European Laboratory for Immersive Neurotechnology of LabHuman of the UPV
and Heineken Spain are taking part in it.
The work is part of the Heineken Spain and UPV LabHuman Chair,
that both institutions promoted a year ago.
As a result of the Chair, we have started secondary projects,
which are direct applications from neuromarketing studies
given as solutions for Heineken's demands.
I must stress that the Chair results are highly applicable.
One of the areas of the study has been to compare and evaluate
cerebral and cardiovascular reactions, visual attention and gestures of people
during the showing of a Heineken commercial.
The most important thing is to work on projects
that can turn into business tools, which we are achieving.
First, there is a basic research phase,
in which results of technics are validated and applied
to the perceptions of human behaviour by LabHuman.
After that comes what is, for us, the most interesting and challenging:
having business tools;
projects that can be a competitive advantadge for us.
To date, researchers have proven
that human beings have clear patterns
when brain response and visual attention are analized together
during audiovisual commercials.
This could increase the TV commercial efficiency.
Of all the stimulus generated by the commercial,
we can see which are the main parts
that are causing favourable cognitive processes in the audience:
like the activation of short or medium-term memory,
processes that increase the motivation or help to release the right message,
if it is a more or less emotive message...
That's how the study can help. Which means it also helps
to optimize the commercial's length.
We know exactly which frames and diagrams
cause a spike related to the advertiser's message.
This helps to redesign the advert in many ways: length, content, etc.
Another study has verified the utility of 3D technologies
in consumer behaviour research.
The study has tried to prove, quantitatively,
that our perception of a product is the similar,
no matter if it is a virtual 3D image or the real thing.

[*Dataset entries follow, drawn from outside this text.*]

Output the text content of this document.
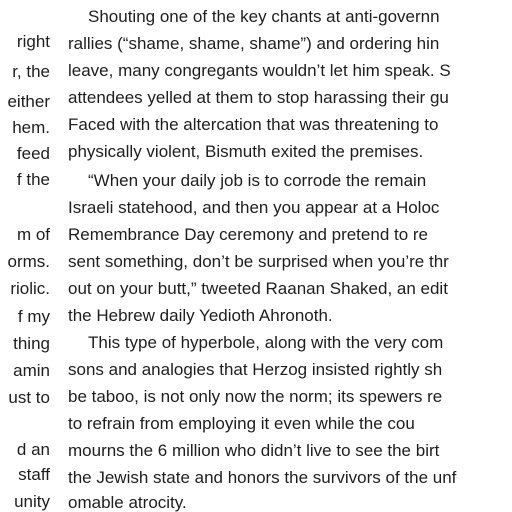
right
r, the
either
hem.
feed
f the
m of
orms.
riolic.
f my
thing
amin
ust to
d an
staff
unity
Shouting one of the key chants at anti-governn
rallies (“shame, shame, shame”) and ordering hin
leave, many congregants wouldn’t let him speak. S
attendees yelled at them to stop harassing their gu
Faced with the altercation that was threatening to
physically violent, Bismuth exited the premises.
“When your daily job is to corrode the remain
Israeli statehood, and then you appear at a Holoc
Remembrance Day ceremony and pretend to re
sent something, don’t be surprised when you’re thr
out on your butt,” tweeted Raanan Shaked, an edit
the Hebrew daily Yedioth Ahronoth.
This type of hyperbole, along with the very com
sons and analogies that Herzog insisted rightly sh
be taboo, is not only now the norm; its spewers re
to refrain from employing it even while the cou
mourns the 6 million who didn’t live to see the birt
the Jewish state and honors the survivors of the unf
omable atrocity.
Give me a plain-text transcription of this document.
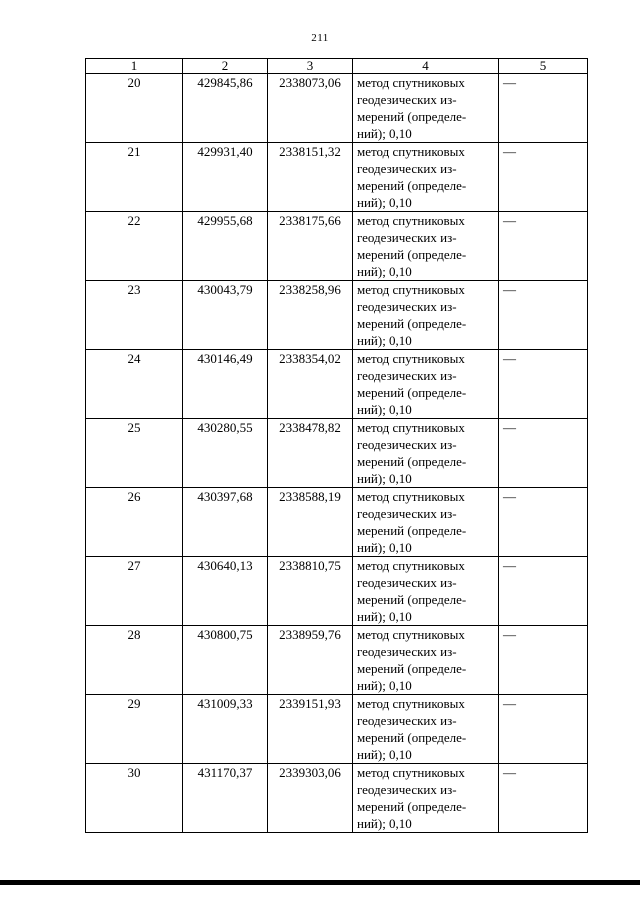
211
1	2	3	4	5
20	429845,86	2338073,06	метод спутниковых
геодезических из-
мерений (определе-
ний); 0,10	—
21	429931,40	2338151,32	метод спутниковых
геодезических из-
мерений (определе-
ний); 0,10	—
22	429955,68	2338175,66	метод спутниковых
геодезических из-
мерений (определе-
ний); 0,10	—
23	430043,79	2338258,96	метод спутниковых
геодезических из-
мерений (определе-
ний); 0,10	—
24	430146,49	2338354,02	метод спутниковых
геодезических из-
мерений (определе-
ний); 0,10	—
25	430280,55	2338478,82	метод спутниковых
геодезических из-
мерений (определе-
ний); 0,10	—
26	430397,68	2338588,19	метод спутниковых
геодезических из-
мерений (определе-
ний); 0,10	—
27	430640,13	2338810,75	метод спутниковых
геодезических из-
мерений (определе-
ний); 0,10	—
28	430800,75	2338959,76	метод спутниковых
геодезических из-
мерений (определе-
ний); 0,10	—
29	431009,33	2339151,93	метод спутниковых
геодезических из-
мерений (определе-
ний); 0,10	—
30	431170,37	2339303,06	метод спутниковых
геодезических из-
мерений (определе-
ний); 0,10	—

In the past, we often used this experiment
in other industries, such as furniture.
But we want to verify that,
when an observer is seeing or handling a virtual object,
in this case, a Heineken product,
and when they handle a real product, for example, in a supermarket,
they have the same, almost identical, reaction.
UPV Heineken Chair began in January 2013.
Besides R+D activities, the Chair does
training, dissemination and transfer of knowledge,
in technologies and neuroscience
applied to communication, distribution and consumption.